Según el presidente de la Asociación de Constructores de Puerto Rico, Emilio Zavala, el país a través de FEMA no ha visto un centavo del dinero que debe invertirse en mitigación, en buena parte, porque ha quedado preso de lo que entiende es la implementación errada de la sección 428 de la Ley federal Stafford.

“El gobierno local no ha incumplido o causado el atraso porque según se decidió, el gobierno de Puerto Rico no controla el proceso de estimados para proyectos de asistencia pública”, dijo Zavala haciendo referencia a la normativa especial que se creó desde FEMA para la isla.

De acuerdo con los economistas Joaquín Villamil y Kevin González, Puerto Rico y tampoco el gobierno federal tenían el marco institucional adecuado para facilitar el desembolso de fondos luego de la temporada ciclónica de 2017. Esa realidad contribuyó a crear un cuadro de desinformación y confusión en torno a cuándo, cuánto y cómo se utilizarían los fondos que necesita la isla. Pero aun así, subrayaron Villamil y González, ni a través de FEMA o del Programa de Subvenciones para el Desarrollo de Comunidades afectadas por Desastres (CDBG-DR), Puerto Rico ha recibido el apoyo monetario que alega el presidente.

Así, del 2017 al presente, de cada dólar asignado para proyectos permanentes a través del programa CDBG-DR, Puerto Rico solo ha recibido ocho centavos.

En el caso de FEMA, hasta junio pasado, la agencia había utilizado casi $10,000 millones (o el equivalente a una tercera parte de cada dólar autorizado por el Congreso para responder a los huracanes Irma y María) para pagar sus gastos operacionales y para atender la emergencia y ayudar a individuos en los meses siguientes al desastre. Hoy, a dos años del ciclón, prácticamente no se ha efectuado ningún proyecto permanente en Puerto Rico.

Atados por la burocracia

De entrada, según Villamil, uno de los primeros escollos a la llegada de los fondos federales se produjo cuando el gobierno puertorriqueño confió en una firma privada la preparación del plan de reconstrucción. Se alegaba inicialmente que Puerto Rico necesitaría unos $94,000 millones para recuperarse, cifra que luego se revisó a $134,000 millones.

Empero, hace unos meses, la Junta de Planificación estimó los daños asociados a Irma y María en unos $45,000 millones.

“Si estás en Washington y ves tres números distintos, la confusión es real”, dijo Villamil.

Según los economistas, el retraso en el desembolso de fondos de recuperación ante desastres no es exclusivo de Puerto Rico.

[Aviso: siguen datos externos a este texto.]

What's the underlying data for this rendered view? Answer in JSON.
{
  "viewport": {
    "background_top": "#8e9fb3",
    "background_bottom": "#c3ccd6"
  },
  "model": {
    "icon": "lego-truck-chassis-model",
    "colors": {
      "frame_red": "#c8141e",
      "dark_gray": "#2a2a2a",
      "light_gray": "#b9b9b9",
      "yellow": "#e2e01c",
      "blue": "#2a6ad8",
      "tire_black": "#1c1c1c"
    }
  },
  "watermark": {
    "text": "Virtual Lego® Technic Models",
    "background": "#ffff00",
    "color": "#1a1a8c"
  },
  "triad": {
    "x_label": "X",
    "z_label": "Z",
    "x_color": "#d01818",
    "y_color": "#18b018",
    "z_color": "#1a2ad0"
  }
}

Todavía, 14 años después del huracán Katrina en Luisiana, el gobierno federal asigna fondos a proyectos de mitigación allí.

“Los fondos que se utilizan para atender la emergencia propiamente se desembolsan con bastante rapidez, pero esa no es la norma en proyectos permanentes”, explicó González.

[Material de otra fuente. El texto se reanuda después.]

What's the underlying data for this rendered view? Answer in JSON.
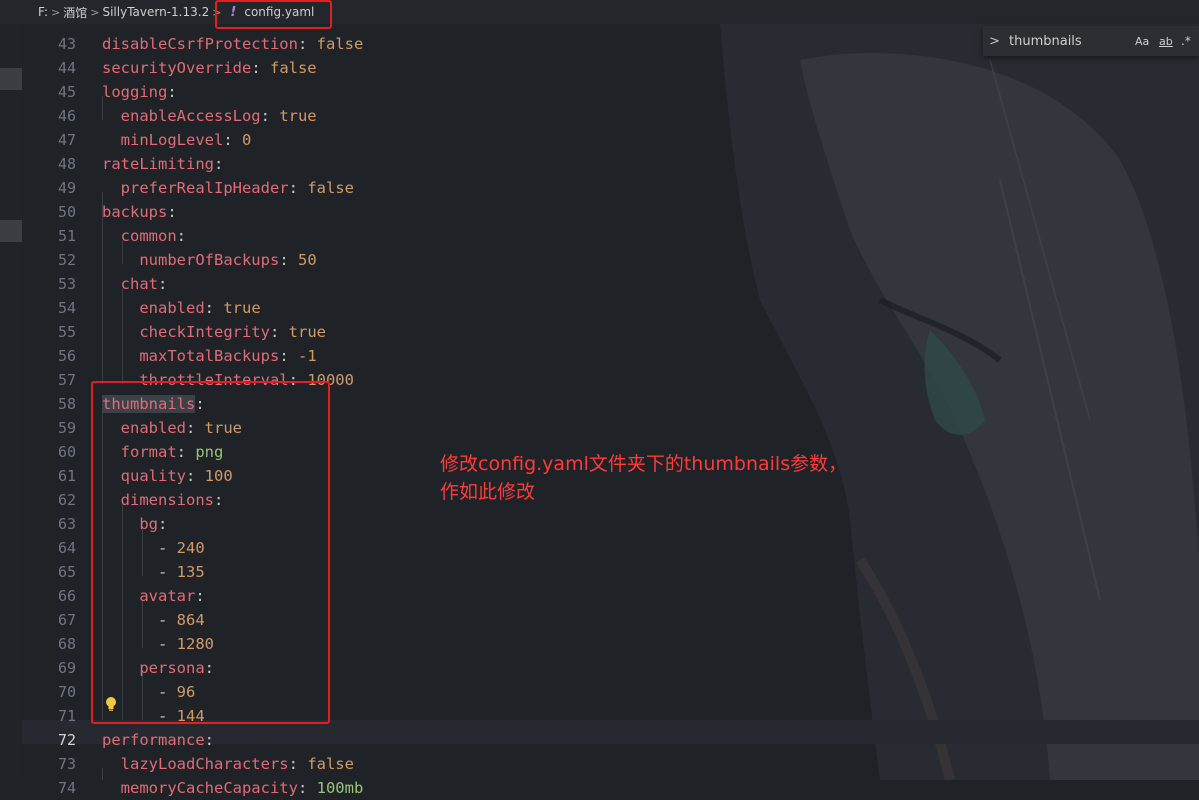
{
  "breadcrumb": {
    "segments": [
      "F:",
      "酒馆",
      "SillyTavern-1.13.2"
    ],
    "file_icon": "!",
    "file_name": "config.yaml"
  },
  "find_widget": {
    "query": "thumbnails",
    "case_label": "Aa",
    "word_label": "ab",
    "regex_label": ".*"
  },
  "annotation": {
    "line1": "修改config.yaml文件夹下的thumbnails参数，",
    "line2": "作如此修改"
  },
  "lines": [
    {
      "n": "43",
      "parts": [
        {
          "t": "disableCsrfProtection",
          "c": "k"
        },
        {
          "t": ": ",
          "c": "p"
        },
        {
          "t": "false",
          "c": "v"
        }
      ]
    },
    {
      "n": "44",
      "parts": [
        {
          "t": "securityOverride",
          "c": "k"
        },
        {
          "t": ": ",
          "c": "p"
        },
        {
          "t": "false",
          "c": "v"
        }
      ]
    },
    {
      "n": "45",
      "parts": [
        {
          "t": "logging",
          "c": "k"
        },
        {
          "t": ":",
          "c": "p"
        }
      ]
    },
    {
      "n": "46",
      "parts": [
        {
          "t": "  enableAccessLog",
          "c": "k"
        },
        {
          "t": ": ",
          "c": "p"
        },
        {
          "t": "true",
          "c": "v"
        }
      ]
    },
    {
      "n": "47",
      "parts": [
        {
          "t": "  minLogLevel",
          "c": "k"
        },
        {
          "t": ": ",
          "c": "p"
        },
        {
          "t": "0",
          "c": "v"
        }
      ]
    },
    {
      "n": "48",
      "parts": [
        {
          "t": "rateLimiting",
          "c": "k"
        },
        {
          "t": ":",
          "c": "p"
        }
      ]
    },
    {
      "n": "49",
      "parts": [
        {
          "t": "  preferRealIpHeader",
          "c": "k"
        },
        {
          "t": ": ",
          "c": "p"
        },
        {
          "t": "false",
          "c": "v"
        }
      ]
    },
    {
      "n": "50",
      "parts": [
        {
          "t": "backups",
          "c": "k"
        },
        {
          "t": ":",
          "c": "p"
        }
      ]
    },
    {
      "n": "51",
      "parts": [
        {
          "t": "  common",
          "c": "k"
        },
        {
          "t": ":",
          "c": "p"
        }
      ]
    },
    {
      "n": "52",
      "parts": [
        {
          "t": "    numberOfBackups",
          "c": "k"
        },
        {
          "t": ": ",
          "c": "p"
        },
        {
          "t": "50",
          "c": "v"
        }
      ]
    },
    {
      "n": "53",
      "parts": [
        {
          "t": "  chat",
          "c": "k"
        },
        {
          "t": ":",
          "c": "p"
        }
      ]
    },
    {
      "n": "54",
      "parts": [
        {
          "t": "    enabled",
          "c": "k"
        },
        {
          "t": ": ",
          "c": "p"
        },
        {
          "t": "true",
          "c": "v"
        }
      ]
    },
    {
      "n": "55",
      "parts": [
        {
          "t": "    checkIntegrity",
          "c": "k"
        },
        {
          "t": ": ",
          "c": "p"
        },
        {
          "t": "true",
          "c": "v"
        }
      ]
    },
    {
      "n": "56",
      "parts": [
        {
          "t": "    maxTotalBackups",
          "c": "k"
        },
        {
          "t": ": ",
          "c": "p"
        },
        {
          "t": "-1",
          "c": "v"
        }
      ]
    },
    {
      "n": "57",
      "parts": [
        {
          "t": "    throttleInterval",
          "c": "k"
        },
        {
          "t": ": ",
          "c": "p"
        },
        {
          "t": "10000",
          "c": "v"
        }
      ]
    },
    {
      "n": "58",
      "parts": [
        {
          "t": "thumbnails",
          "c": "k hl"
        },
        {
          "t": ":",
          "c": "p"
        }
      ]
    },
    {
      "n": "59",
      "parts": [
        {
          "t": "  enabled",
          "c": "k"
        },
        {
          "t": ": ",
          "c": "p"
        },
        {
          "t": "true",
          "c": "v"
        }
      ]
    },
    {
      "n": "60",
      "parts": [
        {
          "t": "  format",
          "c": "k"
        },
        {
          "t": ": ",
          "c": "p"
        },
        {
          "t": "png",
          "c": "s"
        }
      ]
    },
    {
      "n": "61",
      "parts": [
        {
          "t": "  quality",
          "c": "k"
        },
        {
          "t": ": ",
          "c": "p"
        },
        {
          "t": "100",
          "c": "v"
        }
      ]
    },
    {
      "n": "62",
      "parts": [
        {
          "t": "  dimensions",
          "c": "k"
        },
        {
          "t": ":",
          "c": "p"
        }
      ]
    },
    {
      "n": "63",
      "parts": [
        {
          "t": "    bg",
          "c": "k"
        },
        {
          "t": ":",
          "c": "p"
        }
      ]
    },
    {
      "n": "64",
      "parts": [
        {
          "t": "      - ",
          "c": "p"
        },
        {
          "t": "240",
          "c": "v"
        }
      ]
    },
    {
      "n": "65",
      "parts": [
        {
          "t": "      - ",
          "c": "p"
        },
        {
          "t": "135",
          "c": "v"
        }
      ]
    },
    {
      "n": "66",
      "parts": [
        {
          "t": "    avatar",
          "c": "k"
        },
        {
          "t": ":",
          "c": "p"
        }
      ]
    },
    {
      "n": "67",
      "parts": [
        {
          "t": "      - ",
          "c": "p"
        },
        {
          "t": "864",
          "c": "v"
        }
      ]
    },
    {
      "n": "68",
      "parts": [
        {
          "t": "      - ",
          "c": "p"
        },
        {
          "t": "1280",
          "c": "v"
        }
      ]
    },
    {
      "n": "69",
      "parts": [
        {
          "t": "    persona",
          "c": "k"
        },
        {
          "t": ":",
          "c": "p"
        }
      ]
    },
    {
      "n": "70",
      "parts": [
        {
          "t": "      - ",
          "c": "p"
        },
        {
          "t": "96",
          "c": "v"
        }
      ]
    },
    {
      "n": "71",
      "parts": [
        {
          "t": "      - ",
          "c": "p"
        },
        {
          "t": "144",
          "c": "v"
        }
      ]
    },
    {
      "n": "72",
      "parts": [
        {
          "t": "performance",
          "c": "k"
        },
        {
          "t": ":",
          "c": "p"
        }
      ]
    },
    {
      "n": "73",
      "parts": [
        {
          "t": "  lazyLoadCharacters",
          "c": "k"
        },
        {
          "t": ": ",
          "c": "p"
        },
        {
          "t": "false",
          "c": "v"
        }
      ]
    },
    {
      "n": "74",
      "parts": [
        {
          "t": "  memoryCacheCapacity",
          "c": "k"
        },
        {
          "t": ": ",
          "c": "p"
        },
        {
          "t": "100mb",
          "c": "s"
        }
      ]
    }
  ],
  "active_line": "72",
  "colors": {
    "key": "#e06c75",
    "value": "#d19a66",
    "string": "#98c379",
    "annotation": "#e02020"
  }
}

Destacó que en la isla se habla de fondos federales como un monolítico, pero en la práctica, el Congreso puede autorizar los fondos, pero estos no llegan a la gente hasta que el Ejecutivo federal, a través de sus agencias, obliga los fondos a un programa particular y luego, se desembolsan, según los criterios establecidos.

La sección 428

En el caso de Puerto Rico, según Zavala, FEMA ha aplicado una interpretación bastante peculiar de la sección 428 de la Ley federal Stafford. A través de ella, y en términos muy simples, FEMA asigna fondos a iniciativas de reconstrucción partiendo de un estimado de costos fijos para cada proyecto permanente que presente la agencia o municipio afectado. FEMA valida los números y asigna los fondos. Si el gobierno realiza la obra según estimó o logra ahorros, se queda con el sobrante. Pero si el proyecto resulta por encima de lo estimado, la agencia o municipio tendrá que aportar la diferencia.

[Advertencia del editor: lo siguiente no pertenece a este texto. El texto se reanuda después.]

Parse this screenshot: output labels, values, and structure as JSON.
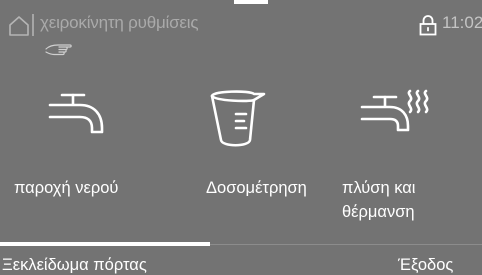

En el caso de Puerto Rico, explicó Zavala, se determinó que todos los proyectos se harían bajo la sección 428 y para que el proceso fuera más rápido, sería FEMA la agencia que haría los estimados. Al presente, según datos oficiales, de unos 9,000 proyectos en el tintero, FEMA solo ha completado un centenar de esos estimados.

Zavala dijo además que la Oficina del Inspector General de FEMA (OIG-FEMA) examinó lo hecho en el programa Tu Hogar Renace y no hizo señalamientos.

En cambio, sostuvo el ingeniero, en los pasados años, el OIG ha hecho múltiples señalamientos a lo hecho por FEMA con la sección 428 en el caso del huracán Sandy y otros.

“Hay una desconexión entre los hechos y la retórica”, dijo Zavala.